Long story short, wood wouldn't fit on my carryon so I ended up going to a UPS store and shipping it home!

I picked up some cherry, walnut, maple, some exotic starts with a "P" I think...anyways the first knife I made I finished with some hardware store wood hardner...but reading around here lots of people seem to prefer tung oil and whatnot.

What do you guys think? Is the minwax wood hardner stuff any good or should I switch up finishing on the next project?

Any knifemakers in MN know of a steel supply house in the metro that will sell in small quantities to the general public?
(I've been to Aldos store but the shipping is hard to swallow- understandbly steel is heavy)

Here's a pic of some of the wood I picked up and a couple of knives and blades in progress

Untitled by rlibson, on Flickr

Finally I want to thank all the great members and makers of this fine forum - your work is masterful and your knowledge irreplaceable. I only hope to get something 1/10 as beautiful as what most of you are making.

Thanks in advance.
 
Yay, another convert! :-)

I order my blade steel online. it's frightfully easy.
Jantz, Amazon(!), McMaster etc.

If I were a pro needing large quantities it might be a different story, but for ones and two of various thickness and type, the standard 18" precision ground stuff is a really really nice place to start. No flattening or straightening and you know exactly how to heat-treat it because you know what it IS.

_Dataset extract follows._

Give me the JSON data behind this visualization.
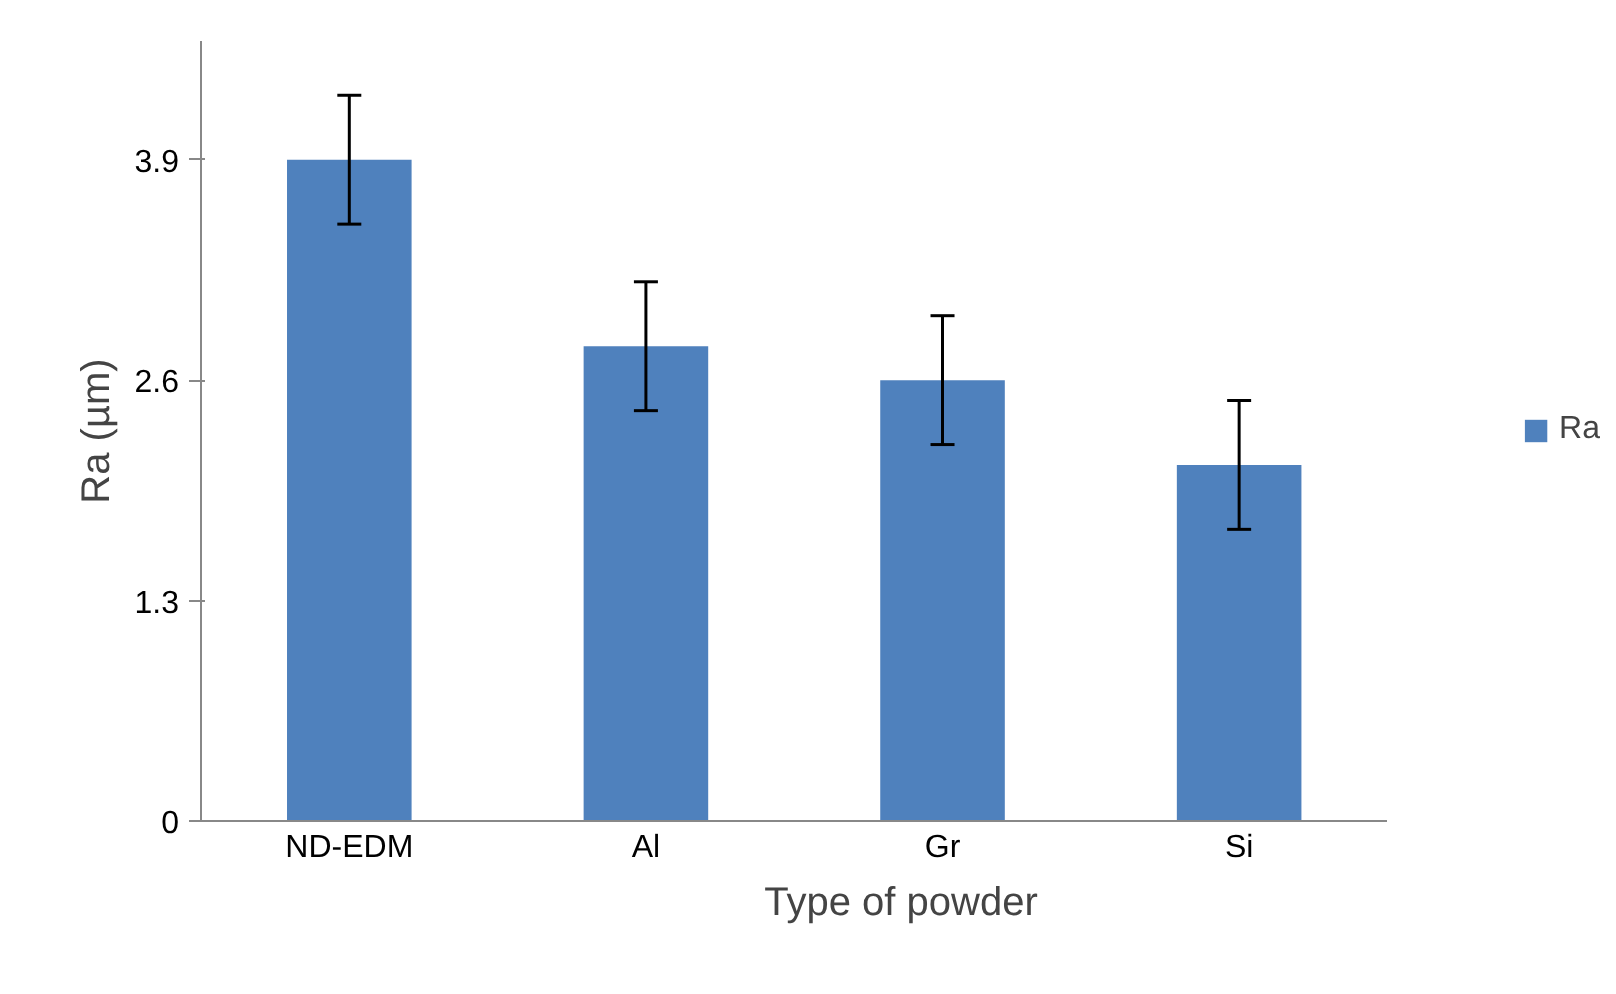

Good luck with your wood stash. I just handled with some unknown and am about to post about it. It's fun.

-Daizee
 
The exotic you picked up wouldn't be Paduak by chance?

As for finishes...each wood acts differently. What may work well on one wood, might flake and fall off another. Usually, any wood that has a lot of natural oil (rosewoods, cocobolo, desert ironwood) don't take many finishes well. Those woods are usually suitable just to hand finish to a high grit (2000+) and a light buff, allowing the natural oils to do their thing. A light wipe of tung oil can help, but don't use too much or it won't soak in. Other woods are hard and dense enough (lignum vitae, osage orange) that a high grit hand sand is all you need. I really like Osage Orange, that stuff is ROCK hard and polishes almost like glass when you get to the 2000 grit stage.

Some woods are too soft for general knife use and can mar easily. You can finish these with a super glue or cyanoacrylate finish. Also, Tru Oil (a gunstock finishing oil) can be used if time is taken to work it properly.

I have not used the wood hardener, so I can't say anything about it.

Tung oil (not pure tung oil btw) is a very versatile finish that works for a LOT of different woods.
 
I really like Tru-Oil. I think it's less nasty to the user than tung.

-Daizee
 
I really like it too, but man there's a learning curve to applying it properly. You can NOT be impatient! lol
 
The exotic you picked up wouldn't be Paduak by chance?

Texted my bud - It was a B not a P

Bubinga...pretty dense stuff.

I guess I should just get over the shipping...nothing about this hobby is really "cheap"

This was just me digging through his "burn" wood in the garage....wish I could have made it to his real shop.
 
Minwax Wood Hardener is useless.

And as an aside, wood that is wonderful for furniture would in many cases be FAR less wonderful as a knife handle. The image you posted seems to show a handle that has grain that is far too large for use as a knife handle. The pieces behind it may be better... I can't really tell.

Sorry to rain on the parade.
 
don't worry about raining on my parade I've got plenty of umbrellas.

Yeah that knife is more a shiv than anyting..it's the leftover piece of a broken draw knife that I hacksaw'd in half and handled in some scrap oak flooring. No bolsters, no guard, the pin holes aren't square and it's epoxied with essentially goop..it's a wreck but it was fun.

Only real piece of wood that I would use for a handle on it's own was that bubinga...not sure if it's the right kind of wood but it seems pretty dense and tight grain. The will probably be glued together to create some accents/inlays down the line.